A Key Question in Google’s Trial: How Formidable Is Its Data Advantage?
The federal government’s first monopoly trial of the modern internet era is less than a week old, but already a central character has emerged: data. Its role, its use and its power are key issues in the Justice Department’s case against Google.
The government claims that Google bribed and bullied smartphone producers like Apple and Samsung and the browser maker Mozilla to be their featured search engine, funneling far more data to Google and cutting off competitors.
Data, the government says, drives the flywheel of Google’s success. Each search query adds data, which improves search results, attracting more users who generate still more data and advertising revenue. And Google’s ever-growing data advantage, the government asserts, is an insurmountable barrier for rivals.
Data is “oxygen for a search engine,” Kenneth Dintzer, the Justice Department’s lead lawyer, declared in his opening statement on Tuesday.
The government’s case is not that Google violated the law in becoming a search giant. Instead, the government claims that after Google became dominant, the company broke the law with its tactics to defend its monopoly. Contracts with industry partners to be their default search engine were the weapon — exclusive deals that froze out rivals, the government claims. So Google is now protected from competition behind a fortress built with data.
Google replies that the government’s case is an artifice of misleading theory unsupported by the facts. The government has chosen to “ignore inescapable truths,” John Schmidtlein, Google’s lead lawyer, asserted in his opening statement.
Those truths, according to Google, are that the company holds its leading position in search because of its technical innovation. It competes with others for default-placement contracts and wins mainly because Google is the best search engine. Those contracts, Google argues, help reduce prices for smartphones and benefit consumers.
The government, Google insists, is overstating the importance of data. In a brief filed this month, the company stated, “Google does not deny that user data can improve search quality, but Google will show that there are diminishing returns to scale.”
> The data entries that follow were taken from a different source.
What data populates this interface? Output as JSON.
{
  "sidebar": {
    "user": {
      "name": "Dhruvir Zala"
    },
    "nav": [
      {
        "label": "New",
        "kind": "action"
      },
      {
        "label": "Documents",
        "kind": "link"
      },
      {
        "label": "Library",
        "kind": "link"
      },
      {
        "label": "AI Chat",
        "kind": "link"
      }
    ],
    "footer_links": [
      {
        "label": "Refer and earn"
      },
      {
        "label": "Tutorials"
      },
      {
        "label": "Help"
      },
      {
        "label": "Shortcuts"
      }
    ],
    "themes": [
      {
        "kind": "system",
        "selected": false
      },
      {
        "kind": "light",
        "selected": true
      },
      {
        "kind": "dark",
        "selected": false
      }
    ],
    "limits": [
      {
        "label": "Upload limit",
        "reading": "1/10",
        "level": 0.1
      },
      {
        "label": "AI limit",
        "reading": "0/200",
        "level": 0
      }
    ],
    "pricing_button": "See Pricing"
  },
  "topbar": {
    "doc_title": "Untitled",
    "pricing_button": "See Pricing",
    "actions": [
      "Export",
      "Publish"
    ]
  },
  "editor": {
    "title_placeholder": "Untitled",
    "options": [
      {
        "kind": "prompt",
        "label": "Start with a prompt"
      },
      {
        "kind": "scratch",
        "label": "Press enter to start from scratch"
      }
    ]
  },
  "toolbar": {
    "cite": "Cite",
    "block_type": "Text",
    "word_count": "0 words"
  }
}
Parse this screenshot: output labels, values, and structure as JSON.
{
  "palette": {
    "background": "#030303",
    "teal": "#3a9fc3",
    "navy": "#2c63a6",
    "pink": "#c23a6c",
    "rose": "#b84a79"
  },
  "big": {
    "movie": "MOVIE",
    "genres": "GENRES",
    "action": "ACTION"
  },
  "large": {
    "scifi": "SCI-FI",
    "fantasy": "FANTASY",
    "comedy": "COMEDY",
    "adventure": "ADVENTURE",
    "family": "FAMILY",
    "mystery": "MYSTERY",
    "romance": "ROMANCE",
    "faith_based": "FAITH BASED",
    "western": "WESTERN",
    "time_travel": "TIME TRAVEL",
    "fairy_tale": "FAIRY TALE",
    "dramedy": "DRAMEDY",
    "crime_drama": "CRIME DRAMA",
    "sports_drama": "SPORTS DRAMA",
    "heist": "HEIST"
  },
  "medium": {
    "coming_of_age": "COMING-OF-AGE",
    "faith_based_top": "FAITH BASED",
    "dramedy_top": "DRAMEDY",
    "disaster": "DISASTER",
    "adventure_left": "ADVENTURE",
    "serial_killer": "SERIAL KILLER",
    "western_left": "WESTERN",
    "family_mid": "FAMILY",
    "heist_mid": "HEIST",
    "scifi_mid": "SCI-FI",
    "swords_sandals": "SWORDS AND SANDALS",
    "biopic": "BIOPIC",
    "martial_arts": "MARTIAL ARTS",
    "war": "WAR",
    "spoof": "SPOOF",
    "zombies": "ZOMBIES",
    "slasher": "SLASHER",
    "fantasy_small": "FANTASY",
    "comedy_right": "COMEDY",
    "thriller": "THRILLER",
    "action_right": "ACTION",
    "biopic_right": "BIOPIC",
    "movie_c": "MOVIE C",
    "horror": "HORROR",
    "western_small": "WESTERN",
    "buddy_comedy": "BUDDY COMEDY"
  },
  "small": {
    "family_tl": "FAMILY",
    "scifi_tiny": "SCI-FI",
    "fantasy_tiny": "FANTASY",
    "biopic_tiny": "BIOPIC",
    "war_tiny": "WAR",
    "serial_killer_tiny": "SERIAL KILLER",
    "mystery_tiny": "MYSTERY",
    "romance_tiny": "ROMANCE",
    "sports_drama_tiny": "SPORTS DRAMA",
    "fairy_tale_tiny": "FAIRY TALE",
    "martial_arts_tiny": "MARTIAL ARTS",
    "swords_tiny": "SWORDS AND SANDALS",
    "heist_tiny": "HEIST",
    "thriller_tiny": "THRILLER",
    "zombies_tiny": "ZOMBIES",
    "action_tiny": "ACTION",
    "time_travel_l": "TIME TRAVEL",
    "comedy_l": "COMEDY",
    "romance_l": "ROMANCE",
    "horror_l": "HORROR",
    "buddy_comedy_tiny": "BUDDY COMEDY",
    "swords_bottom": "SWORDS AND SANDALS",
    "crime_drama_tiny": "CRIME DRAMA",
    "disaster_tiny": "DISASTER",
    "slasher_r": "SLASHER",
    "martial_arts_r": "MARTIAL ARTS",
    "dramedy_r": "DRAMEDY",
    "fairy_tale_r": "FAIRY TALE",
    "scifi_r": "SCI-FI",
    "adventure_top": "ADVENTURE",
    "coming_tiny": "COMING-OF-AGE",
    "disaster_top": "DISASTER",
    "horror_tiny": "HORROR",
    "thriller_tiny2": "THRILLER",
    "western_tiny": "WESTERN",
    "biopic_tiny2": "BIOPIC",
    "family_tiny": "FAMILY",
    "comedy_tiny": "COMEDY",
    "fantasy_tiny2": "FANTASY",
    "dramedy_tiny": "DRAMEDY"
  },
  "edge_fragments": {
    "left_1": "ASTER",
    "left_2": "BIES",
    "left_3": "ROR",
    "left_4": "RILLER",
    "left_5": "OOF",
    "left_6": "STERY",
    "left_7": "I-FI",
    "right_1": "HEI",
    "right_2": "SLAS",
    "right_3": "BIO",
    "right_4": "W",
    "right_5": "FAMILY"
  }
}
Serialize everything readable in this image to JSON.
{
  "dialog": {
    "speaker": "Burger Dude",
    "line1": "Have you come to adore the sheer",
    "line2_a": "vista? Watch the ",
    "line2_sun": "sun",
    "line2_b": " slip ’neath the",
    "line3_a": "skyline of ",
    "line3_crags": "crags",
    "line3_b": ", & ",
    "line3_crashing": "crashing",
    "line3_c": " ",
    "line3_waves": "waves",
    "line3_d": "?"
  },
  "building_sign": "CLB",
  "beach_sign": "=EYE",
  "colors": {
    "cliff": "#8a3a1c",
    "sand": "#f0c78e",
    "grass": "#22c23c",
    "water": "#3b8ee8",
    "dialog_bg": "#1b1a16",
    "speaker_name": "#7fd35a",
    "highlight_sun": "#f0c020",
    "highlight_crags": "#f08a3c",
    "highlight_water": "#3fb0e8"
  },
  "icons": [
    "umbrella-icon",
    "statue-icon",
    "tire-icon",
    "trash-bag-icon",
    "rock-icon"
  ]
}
The trial resumes this week with the Justice Department continuing to present its case. The first witness scheduled to testify on Monday is Brian Higgins, an executive at Verizon who oversees mobile device and customer marketing. The trial is scheduled to run for 10 weeks. A ruling from Judge Amit P. Mehta will come next year.
Google holds 90 percent of the search engine market in the United States, while Microsoft’s Bing is a far-distant rival, with less than 5 percent. The difference, Google says, is explained by the smarts of its engineers, not the size of its trove of rich data.
To make its point, Google will call an expert witness, Edward Fox, a computer scientist at Virginia Tech. Professor Fox has conducted a “data reduction experiment” on Google’s behalf to estimate how much Google’s search quality would decline if it used far less data — roughly the amount available to Bing. The result, according to Google’s filing, was that the data difference explains only part of the gap in search quality between Google and Microsoft.
Google’s public messaging on that issue has been consistent over the years. But the government claims that the messaging has been deceitful. In his opening statement, Mr. Dintzer said Google had “misled the public about the importance of data.”
To try to show the deception, the government introduced emails among senior Google employees, sparring over that point, as evidence last week. Hal Varian, Google’s chief economist, was questioned about defaults and data as the Justice Department’s first witness.
At issue were comments that Mr. Varianmade in a 2009 interview with the technology news site CNET.
In the article, Mr. Varian said, “The scale arguments are pretty bogus.”
To explain, he added in the article: “It’s not the quantity or quality of the ingredients that make a difference. It’s the recipes.” It was a deft analogy, with the ingredients being the data and recipes being the clever algorithms written by Google’s engineers. It reached a wider audience when Mr. Varian’s explanation was picked up in a Time magazine article.
But in an email to Mr. Varian shortly after, Udi Manber, a senior engineer on Google’s search team, took issue with the economist’s description. “It’s absolutely not true that scale is not important,” Mr. Manber wrote. “We make very good use of everything we get.”
In an email string with other Google employees, Mr. Manber wrote, “I know it reads well, but unfortunately it’s factually wrong.”
A lot has changed since then. The government introduced the emails to cast doubt on the credibility of what Google is saying in court. They amount to a few snippets at the beginning of a lengthy nonjury trial that will generate piles and piles of evidence, testimony and rebuttal for Judge Mehta to weigh and consider.
But what is already clear is that a debate over data in search — whether it has market-determining power or not — is a pivotal issue, and one that both sides will most likely be compelled to return to repeatedly in the trial.